Congestion Management and Congestion Control Configuration

Congestion management and congestion control are implemented using Data Center Quantized Congestion Notification (DCQCN) approach, ensuring traffic fairness and maintaining stability across the lossless fabric.

AI clusters impose unique demands on network infrastructure due to their high-density and low-entropy traffic patterns, characterized by frequent elephant flows and minimal flow variability. Moreover, most AI training workloads require uninterrupted, lossless packet delivery to be completed successfully. Consequently, when designing a network infrastructure for AI traffic flows, the key objectives include maximizing throughput, minimizing latency, and minimizing network interference while ensuring lossless operation. These requirements necessitate the deployment of effective congestion control mechanisms.

Data Center Quantized Congestion Notification (DCQCN) has become the industry-standard method for end-to-end congestion control in RoCEv2 environments. DCQCN provides mechanisms to adjust traffic rates in response to congestion events without relying on packet drops, striking a balance between reducing traffic rates and maintaining ongoing traffic flow.

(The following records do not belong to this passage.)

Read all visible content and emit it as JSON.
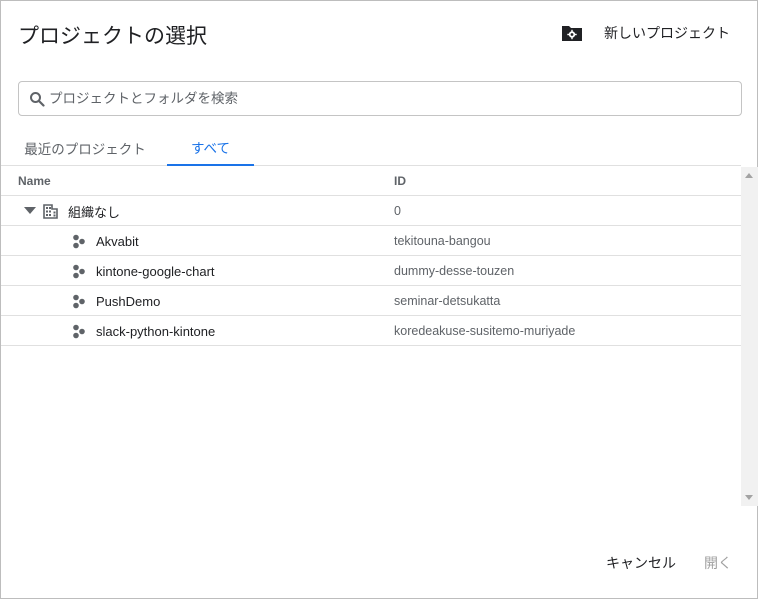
{
  "dialog": {
    "title": "プロジェクトの選択",
    "new_project_label": "新しいプロジェクト"
  },
  "search": {
    "placeholder": "プロジェクトとフォルダを検索"
  },
  "tabs": [
    {
      "label": "最近のプロジェクト",
      "active": false
    },
    {
      "label": "すべて",
      "active": true
    }
  ],
  "table": {
    "headers": {
      "name": "Name",
      "id": "ID"
    },
    "org": {
      "name": "組織なし",
      "id": "0"
    },
    "projects": [
      {
        "name": "Akvabit",
        "id": "tekitouna-bangou"
      },
      {
        "name": "kintone-google-chart",
        "id": "dummy-desse-touzen"
      },
      {
        "name": "PushDemo",
        "id": "seminar-detsukatta"
      },
      {
        "name": "slack-python-kintone",
        "id": "koredeakuse-susitemo-muriyade"
      }
    ]
  },
  "footer": {
    "cancel_label": "キャンセル",
    "open_label": "開く"
  },
  "colors": {
    "accent": "#1a73e8",
    "text": "#202124",
    "muted": "#5f6368",
    "disabled": "#a0a0a0"
  },
  "icons": {
    "new_project": "folder-gear-icon",
    "search": "search-icon",
    "org": "building-icon",
    "project": "project-hexagon-icon",
    "expand": "caret-down-icon"
  }
}
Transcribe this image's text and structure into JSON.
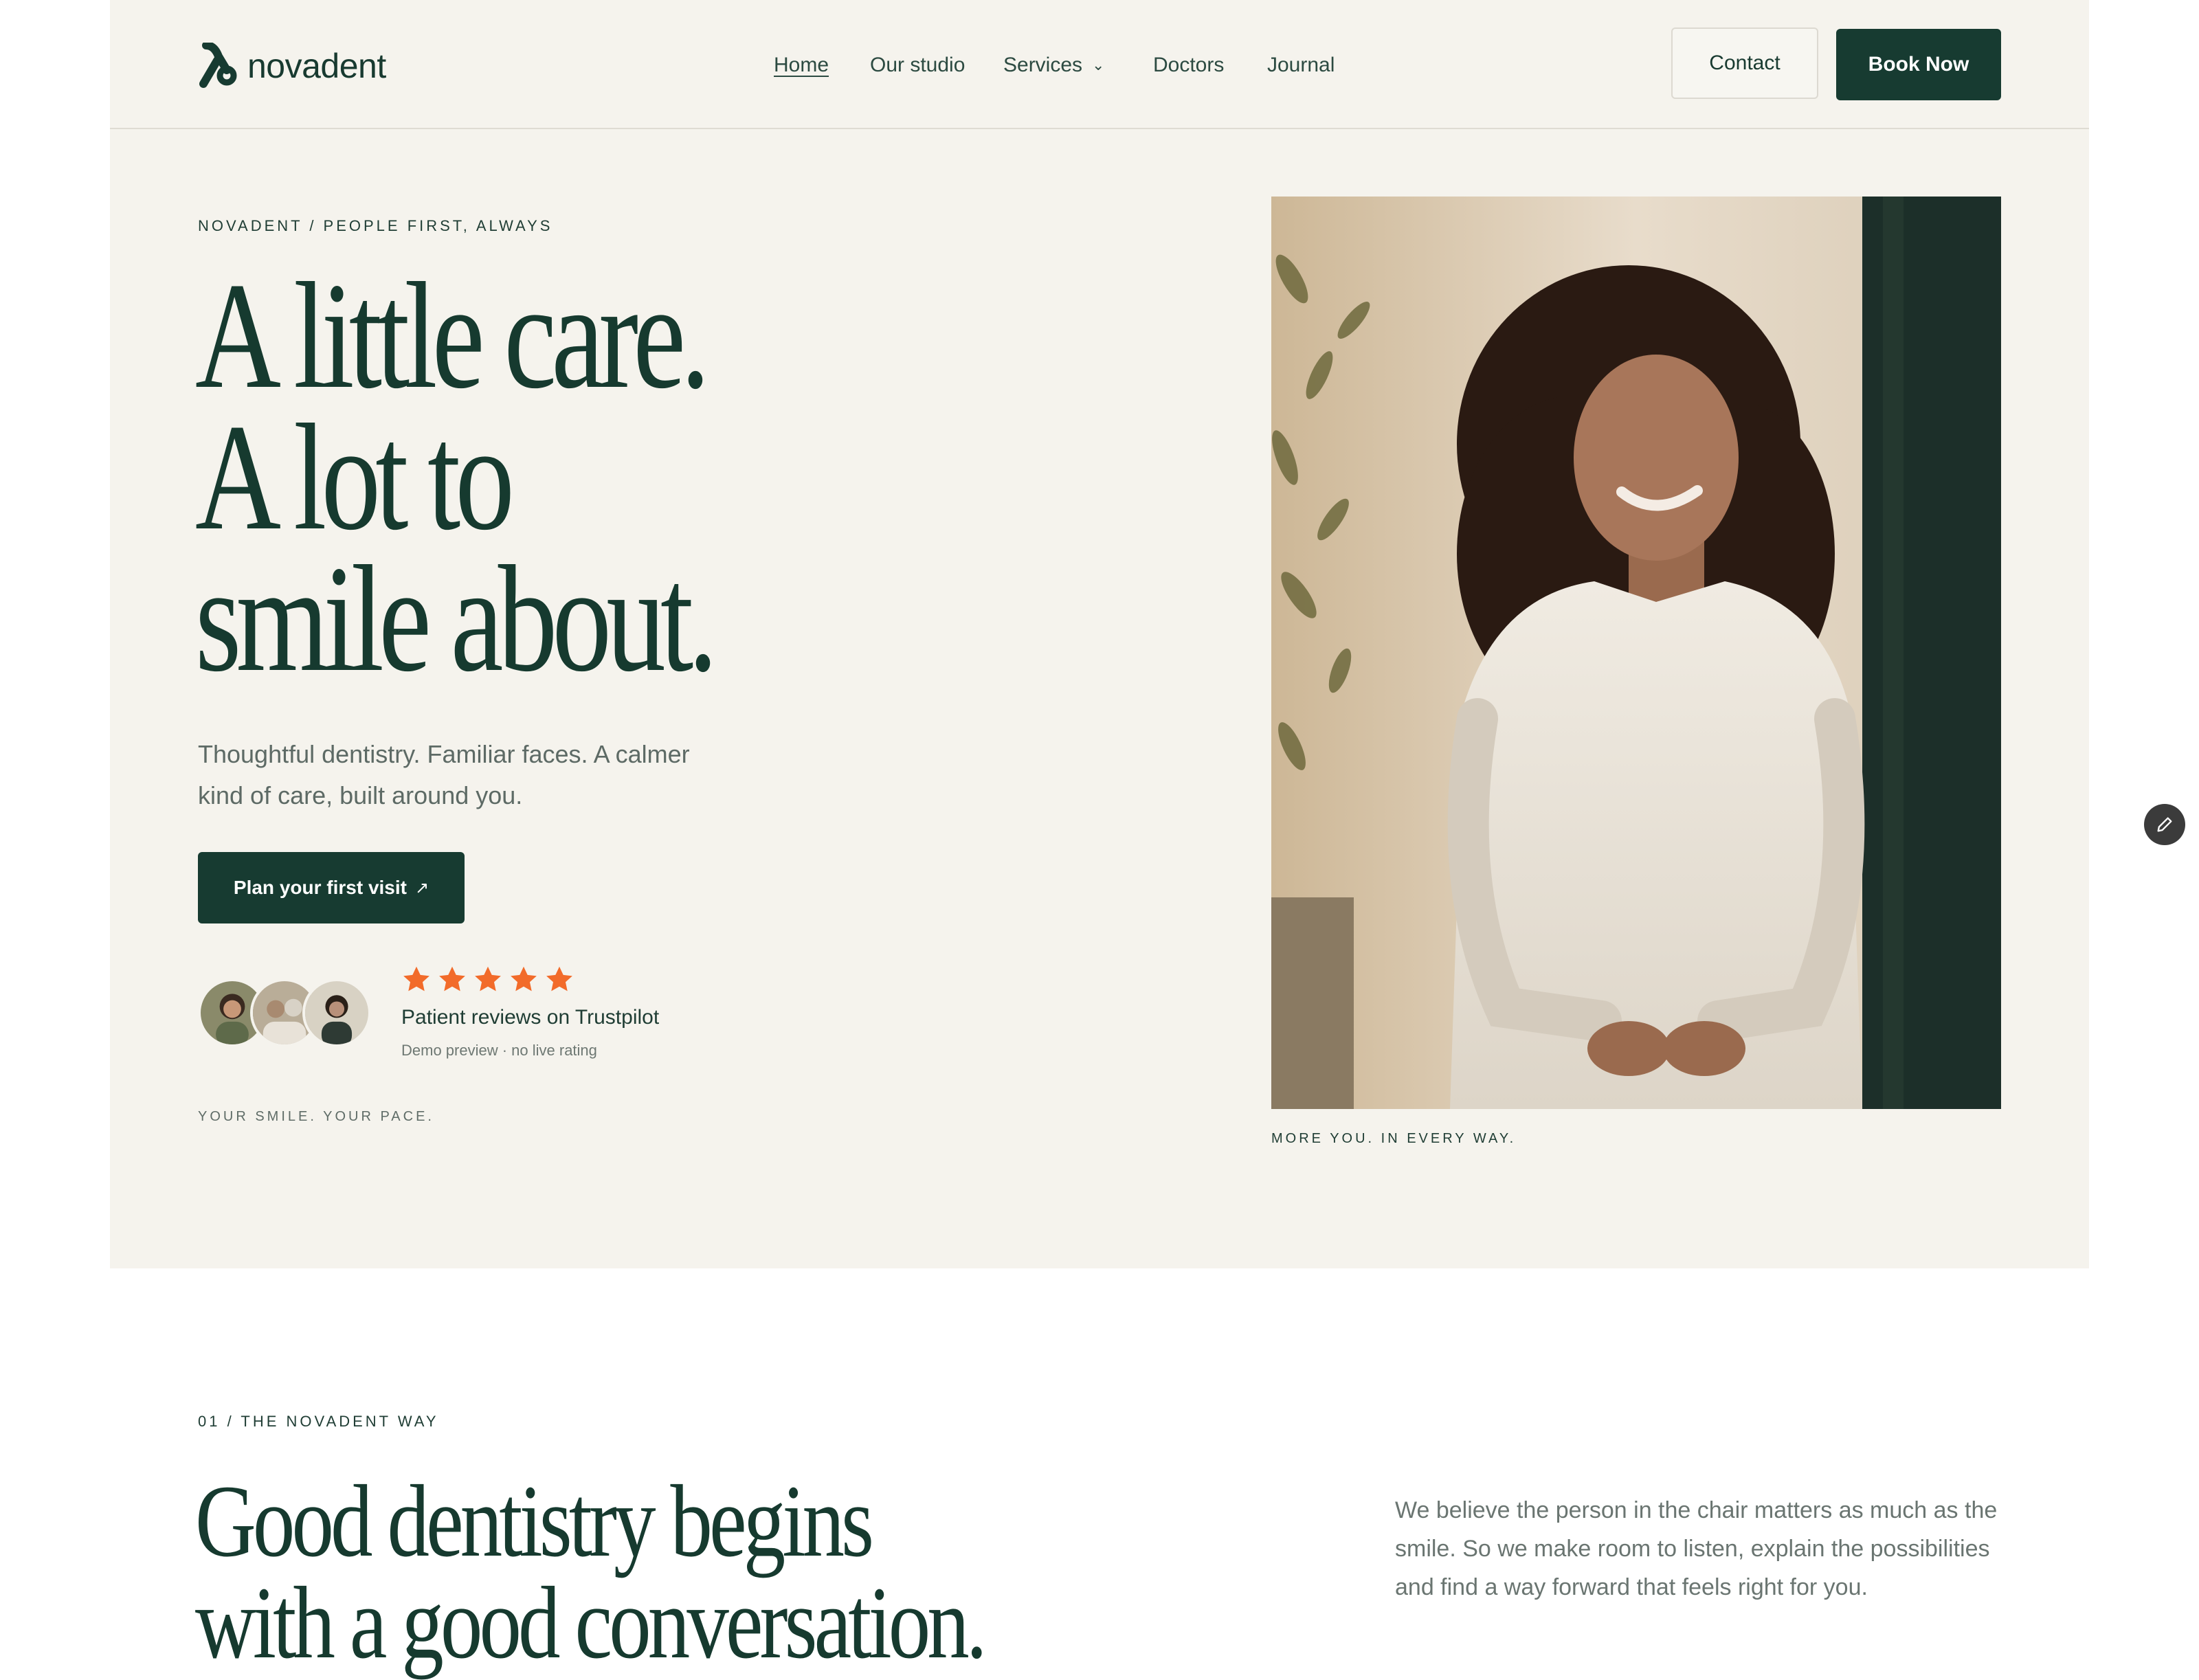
{
  "header": {
    "logo_text": "novadent",
    "nav": [
      {
        "label": "Home",
        "active": true
      },
      {
        "label": "Our studio"
      },
      {
        "label": "Services",
        "has_dropdown": true
      },
      {
        "label": "Doctors"
      },
      {
        "label": "Journal"
      }
    ],
    "contact_label": "Contact",
    "book_label": "Book Now"
  },
  "hero": {
    "eyebrow": "NOVADENT  /  PEOPLE FIRST, ALWAYS",
    "title_lines": [
      "A little care.",
      "A lot to",
      "smile about."
    ],
    "subtitle": "Thoughtful dentistry. Familiar faces. A calmer kind of care, built around you.",
    "cta_label": "Plan your first visit",
    "cta_icon": "arrow-up-right-icon",
    "rating_stars": 5,
    "review_title": "Patient reviews on Trustpilot",
    "review_note": "Demo preview · no live rating",
    "tagline_left": "YOUR SMILE. YOUR PACE.",
    "tagline_right": "MORE YOU. IN EVERY WAY.",
    "star_color": "#f26b2a"
  },
  "section_way": {
    "eyebrow": "01  /  THE NOVADENT WAY",
    "title_lines": [
      "Good dentistry begins",
      "with a good conversation."
    ],
    "body": "We believe the person in the chair matters as much as the smile. So we make room to listen, explain the possibilities and find a way forward that feels right for you."
  },
  "colors": {
    "brand_green": "#173b31",
    "hero_background": "#f5f3ed",
    "accent_orange": "#f26b2a"
  },
  "floating": {
    "edit_icon": "pencil-icon"
  }
}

It is important to note that DCQCN is primarily required in the GPU backend fabric, where the majority of AI workload traffic resides. It is generally unnecessary in the Frontend and Storage Backend fabrics.

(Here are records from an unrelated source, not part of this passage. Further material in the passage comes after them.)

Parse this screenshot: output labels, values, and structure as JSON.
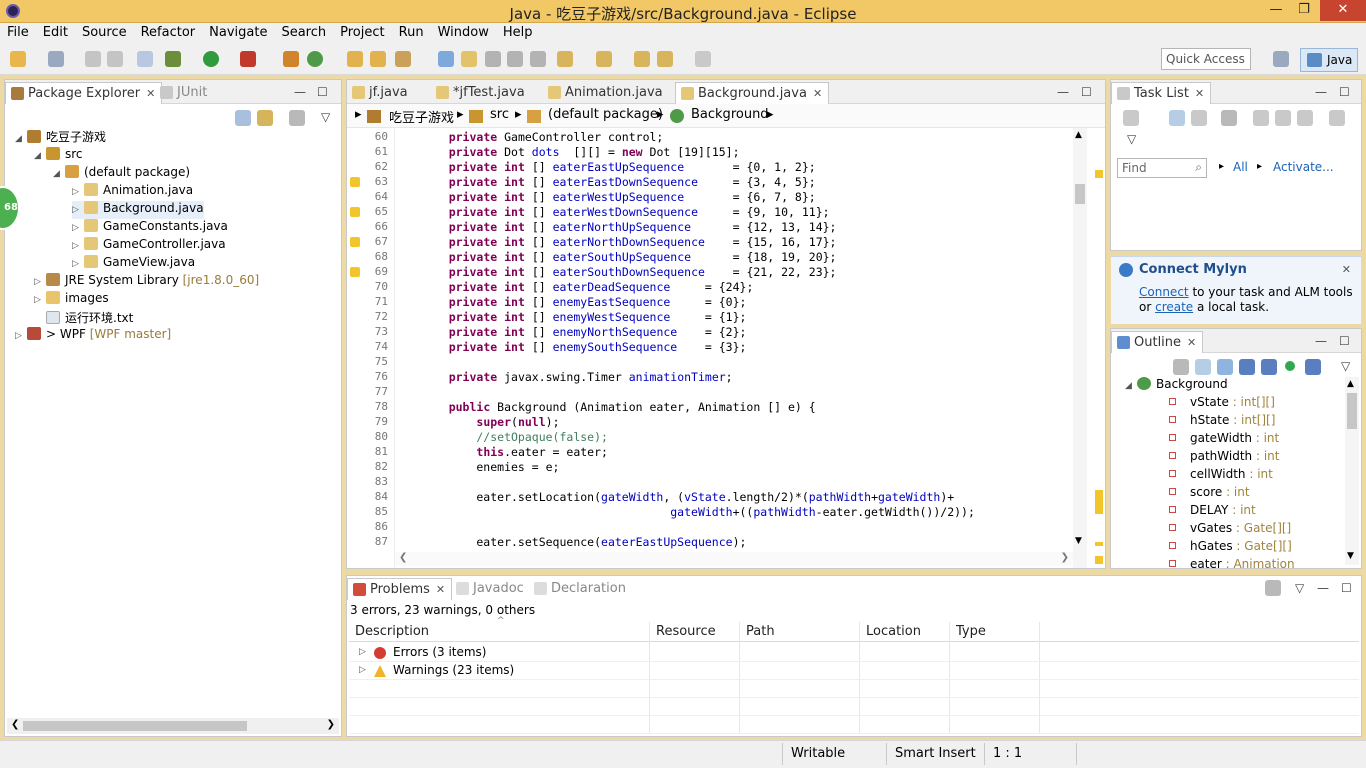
{
  "window": {
    "title": "Java - 吃豆子游戏/src/Background.java - Eclipse",
    "minimize": "—",
    "maximize": "❐",
    "close": "✕"
  },
  "menu": [
    "File",
    "Edit",
    "Source",
    "Refactor",
    "Navigate",
    "Search",
    "Project",
    "Run",
    "Window",
    "Help"
  ],
  "toolbar": {
    "quick_access_placeholder": "Quick Access",
    "perspective": "Java"
  },
  "package_explorer": {
    "tabs": [
      {
        "label": "Package Explorer"
      },
      {
        "label": "JUnit"
      }
    ],
    "tree": [
      {
        "label": "吃豆子游戏",
        "expanded": true
      },
      {
        "label": "src",
        "expanded": true
      },
      {
        "label": "(default package)",
        "expanded": true
      },
      {
        "label": "Animation.java"
      },
      {
        "label": "Background.java"
      },
      {
        "label": "GameConstants.java"
      },
      {
        "label": "GameController.java"
      },
      {
        "label": "GameView.java"
      },
      {
        "label": "JRE System Library",
        "decoration": "[jre1.8.0_60]"
      },
      {
        "label": "images"
      },
      {
        "label": "运行环境.txt"
      },
      {
        "label": "> WPF",
        "decoration": "[WPF master]"
      }
    ],
    "badge": "68"
  },
  "editor": {
    "tabs": [
      "jf.java",
      "*jfTest.java",
      "Animation.java",
      "Background.java"
    ],
    "breadcrumb": [
      "吃豆子游戏",
      "src",
      "(default package)",
      "Background"
    ],
    "lines": [
      {
        "n": "60",
        "t": "    private GameController control;"
      },
      {
        "n": "61",
        "t": "    private Dot dots  [][] = new Dot [19][15];"
      },
      {
        "n": "62",
        "t": "    private int [] eaterEastUpSequence       = {0, 1, 2};"
      },
      {
        "n": "63",
        "t": "    private int [] eaterEastDownSequence     = {3, 4, 5};"
      },
      {
        "n": "64",
        "t": "    private int [] eaterWestUpSequence       = {6, 7, 8};"
      },
      {
        "n": "65",
        "t": "    private int [] eaterWestDownSequence     = {9, 10, 11};"
      },
      {
        "n": "66",
        "t": "    private int [] eaterNorthUpSequence      = {12, 13, 14};"
      },
      {
        "n": "67",
        "t": "    private int [] eaterNorthDownSequence    = {15, 16, 17};"
      },
      {
        "n": "68",
        "t": "    private int [] eaterSouthUpSequence      = {18, 19, 20};"
      },
      {
        "n": "69",
        "t": "    private int [] eaterSouthDownSequence    = {21, 22, 23};"
      },
      {
        "n": "70",
        "t": "    private int [] eaterDeadSequence     = {24};"
      },
      {
        "n": "71",
        "t": "    private int [] enemyEastSequence     = {0};"
      },
      {
        "n": "72",
        "t": "    private int [] enemyWestSequence     = {1};"
      },
      {
        "n": "73",
        "t": "    private int [] enemyNorthSequence    = {2};"
      },
      {
        "n": "74",
        "t": "    private int [] enemySouthSequence    = {3};"
      },
      {
        "n": "75",
        "t": ""
      },
      {
        "n": "76",
        "t": "    private javax.swing.Timer animationTimer;"
      },
      {
        "n": "77",
        "t": ""
      },
      {
        "n": "78",
        "t": "    public Background (Animation eater, Animation [] e) {"
      },
      {
        "n": "79",
        "t": "        super(null);"
      },
      {
        "n": "80",
        "t": "        //setOpaque(false);"
      },
      {
        "n": "81",
        "t": "        this.eater = eater;"
      },
      {
        "n": "82",
        "t": "        enemies = e;"
      },
      {
        "n": "83",
        "t": ""
      },
      {
        "n": "84",
        "t": "        eater.setLocation(gateWidth, (vState.length/2)*(pathWidth+gateWidth)+"
      },
      {
        "n": "85",
        "t": "                                    gateWidth+((pathWidth-eater.getWidth())/2));"
      },
      {
        "n": "86",
        "t": ""
      },
      {
        "n": "87",
        "t": "        eater.setSequence(eaterEastUpSequence);"
      }
    ]
  },
  "task_list": {
    "tab": "Task List",
    "find_placeholder": "Find",
    "all": "All",
    "activate": "Activate..."
  },
  "mylyn": {
    "title": "Connect Mylyn",
    "connect": "Connect",
    "text1": " to your task and ALM tools",
    "or": "or ",
    "create": "create",
    "text2": " a local task."
  },
  "outline": {
    "tab": "Outline",
    "root": "Background",
    "items": [
      {
        "name": "vState",
        "type": " : int[][]"
      },
      {
        "name": "hState",
        "type": " : int[][]"
      },
      {
        "name": "gateWidth",
        "type": " : int"
      },
      {
        "name": "pathWidth",
        "type": " : int"
      },
      {
        "name": "cellWidth",
        "type": " : int"
      },
      {
        "name": "score",
        "type": " : int"
      },
      {
        "name": "DELAY",
        "type": " : int"
      },
      {
        "name": "vGates",
        "type": " : Gate[][]"
      },
      {
        "name": "hGates",
        "type": " : Gate[][]"
      },
      {
        "name": "eater",
        "type": " : Animation"
      }
    ]
  },
  "problems": {
    "tabs": [
      "Problems",
      "Javadoc",
      "Declaration"
    ],
    "summary": "3 errors, 23 warnings, 0 others",
    "columns": [
      "Description",
      "Resource",
      "Path",
      "Location",
      "Type"
    ],
    "rows": [
      {
        "label": "Errors (3 items)"
      },
      {
        "label": "Warnings (23 items)"
      }
    ]
  },
  "status": {
    "writable": "Writable",
    "insert": "Smart Insert",
    "position": "1 : 1"
  }
}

DCQCN combines two complementary mechanisms to implement flow and congestion control:

  • Priority-based Flow Control (PFC)
  • Explicit Congestion Notification (ECN)

Priority-Based Flow Control (PFC) mitigates data loss by pausing traffic transmission for specific traffic classes, based on IEEE 802.1p priorities or DSCP markings mapped to queues.

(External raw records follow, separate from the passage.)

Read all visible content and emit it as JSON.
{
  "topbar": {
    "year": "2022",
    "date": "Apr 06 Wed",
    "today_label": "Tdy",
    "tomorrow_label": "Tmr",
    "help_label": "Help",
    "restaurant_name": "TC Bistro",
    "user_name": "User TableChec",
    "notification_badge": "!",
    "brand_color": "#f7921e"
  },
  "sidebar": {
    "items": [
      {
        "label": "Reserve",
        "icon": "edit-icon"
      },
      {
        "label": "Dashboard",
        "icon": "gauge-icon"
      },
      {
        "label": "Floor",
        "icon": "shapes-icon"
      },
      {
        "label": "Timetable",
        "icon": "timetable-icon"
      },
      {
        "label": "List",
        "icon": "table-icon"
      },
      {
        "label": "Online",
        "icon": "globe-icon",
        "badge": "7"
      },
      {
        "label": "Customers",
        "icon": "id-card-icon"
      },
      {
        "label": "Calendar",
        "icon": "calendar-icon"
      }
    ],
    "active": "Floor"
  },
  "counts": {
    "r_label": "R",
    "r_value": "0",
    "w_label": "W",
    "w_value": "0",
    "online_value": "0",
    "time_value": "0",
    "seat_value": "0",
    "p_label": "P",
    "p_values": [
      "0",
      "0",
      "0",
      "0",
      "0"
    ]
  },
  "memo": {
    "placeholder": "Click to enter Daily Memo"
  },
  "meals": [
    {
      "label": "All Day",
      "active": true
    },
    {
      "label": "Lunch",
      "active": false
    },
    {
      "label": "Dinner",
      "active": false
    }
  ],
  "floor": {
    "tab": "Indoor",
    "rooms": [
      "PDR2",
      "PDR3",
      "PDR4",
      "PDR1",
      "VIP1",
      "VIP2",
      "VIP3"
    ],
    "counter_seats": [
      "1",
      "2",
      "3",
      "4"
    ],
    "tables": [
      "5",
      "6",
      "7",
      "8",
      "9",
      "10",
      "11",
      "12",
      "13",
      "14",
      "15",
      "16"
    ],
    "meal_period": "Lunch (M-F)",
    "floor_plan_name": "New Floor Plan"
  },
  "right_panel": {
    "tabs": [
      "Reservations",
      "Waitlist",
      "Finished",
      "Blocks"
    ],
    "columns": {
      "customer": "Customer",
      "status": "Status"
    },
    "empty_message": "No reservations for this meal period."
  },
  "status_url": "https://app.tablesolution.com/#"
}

When congestion is detected, PFC operates by sending PAUSE control frames upstream, requesting the sender to halt transmission of traffic associated with a specific priority. The sender completely stops sending traffic for that priority until the congestion subsides or the PAUSE timer expires.

While PFC prevents packet drops and allows the receiver to catch up, it also impacts application performance for traffic using the affected queues. Furthermore, resuming transmission after a pause can lead to sudden traffic surges, potentially re-triggering congestion. For these reasons, PFC should be configured carefully so that it is used as a last resource.

Explicit Congestion Notification (ECN) offers a proactive congestion signaling mechanism, reducing transmission rates while allowing traffic to continue flowing during congestion periods.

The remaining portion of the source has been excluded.